L’extrême droite est emballée

Deux semaines avant la sortie du social-démocrate, le Vlaams Belang avait déjà pris la parole à ce sujet. Le parti d’extrême droite plaide pour la légalisation «immédiate» du spray au poivre pour les Belges de 16 ans et plus, après le meurtre, aux Pays-Bas, de Lisa, une adolescente de 17 ans qui rentrait seule à vélo de nuit. Il avait d’ailleurs déposé une proposition de loi en ce sens, en 2020. «Les incidents aux conséquences graves montrent que les mesures préventives et les interventions rapides de la police ne suffisent pas toujours», déclare le président de la commission des Affaires intérieures de la Chambre, Ortwin Depoortere (Vlaams Belang)

«Le problème n’est pas là. Le problème, c’est que des hommes agressent d’autres personnes.»

Bien qu’il soit aisé de s’en procurer, le spray au poivre est strictement interdit en Belgique. S’agissant d’une arme prohibée à l’instar d’un couteau à cran d’arrêt, d’un taser ou d’un poing américain, il n’est ni permis d’y avoir recours, ni d’en posséder un. «Les infractions liées à la détention d’armes prohibées sont punies d’amendes pouvant atteindre 25.000 euros ou de peines de prison allant jusqu’à cinq ans», prévient le SPF Justice.

«Idiot» et «contre-productif»

Pour Clémence Merveille, avocate pénaliste spécialisée dans la prise en charge des victimes d’agression sexuelle et intrafamiliale, la proposition de Rob Beenders est tout simplement «idiote». Selon elle, légaliser l’utilisation du spray d’autodéfense ne fait pas partie des solutions qui pourraient améliorer le sentiment de sécurité des Belges en rue. «Le véritable problème, c’est qu’il y a des gens qui pratiquent du harcèlement, argue l’avocate. Je n’aime pas ce glissement vers une responsabilisation des victimes, qui consisterait à dire que c’est à elles de se défendre. Le problème n’est pas là. Le problème, c’est que des hommes agressent d’autres personnes.»

Un avis que partage Victoria Debuck, coordinatrice de Touche pas à ma pote, bien qu’elle soit plus nuancée. «Que le sujet arrive sur la table est une bonne chose, ça veut dire que l’on parle de la problématique des agressions commises envers des femmes, débute-t-elle. Le projet peut être bénéfique pour faire baisser le niveau d’insécurité des femmes, qu’elles se sentent actives pour agir. Mais en même temps, responsabiliser les victimes n’est pas la solution, ce serait un moyen de leur dire ce qu’elles doivent faire. On charge déjà assez les femmes, les solutions doivent être trouvées ailleurs

«Plutôt que légiférer sur le spray au poivre, cela me semblerait plus utile de financer la justice correctement.»

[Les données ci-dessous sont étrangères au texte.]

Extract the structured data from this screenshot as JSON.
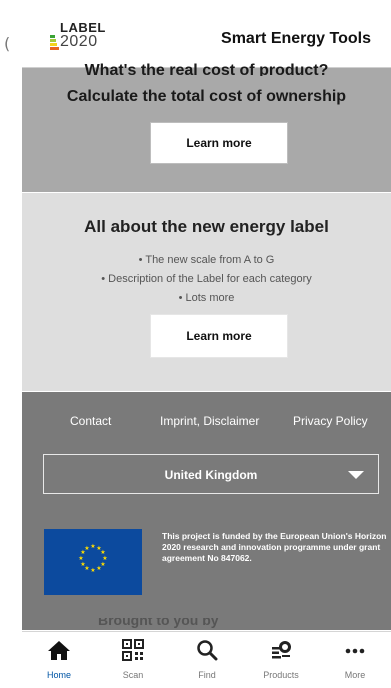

Entendre les victimes, pas les responsabiliser

Clémence Merveille ne nie pas l’importance de l’autodéfense pour les victimes, mais sous une autre forme, à l’image des cours de défense pour femmes, durant lesquels elles apprennent à réagir en cas d’agression. «Cela leur permet de reprendre un petit peu de pouvoir», commente-t-elle, soulignant que l’emploi du spray au poivre pourrait être, tout au contraire, contre-productif. «La contre-réaction de l’agresseur est totalement incontrôlable. L’utilisation d’un spray contre quelqu’un peut le rendre complètement enragé et aggraver la situation.»

Pour l’avocate, la lutte contre les agressions et le harcèlement sexuel repose avant tout sur l’éducation, la sensibilisation et une meilleure prise en charge des victimes, «pour qu’enfin ce genre d’acte soit pris au sérieux.» «Quand une victime sur 100 décide de se rendre au commissariat et de déposer plainte parce qu’elle se fait régulièrement insulter dans la rue, ce qui est déjà une infraction pénale, les policiers lui rient au nez et le parquet ne poursuit jamais, regrette Clémence Merveille. Plutôt que de légiférer sur le spray au poivre, il serait plus utile de financer correctement la justice, et de faire en sorte que le parquet ait les moyens de poursuivre ce genre de délit.»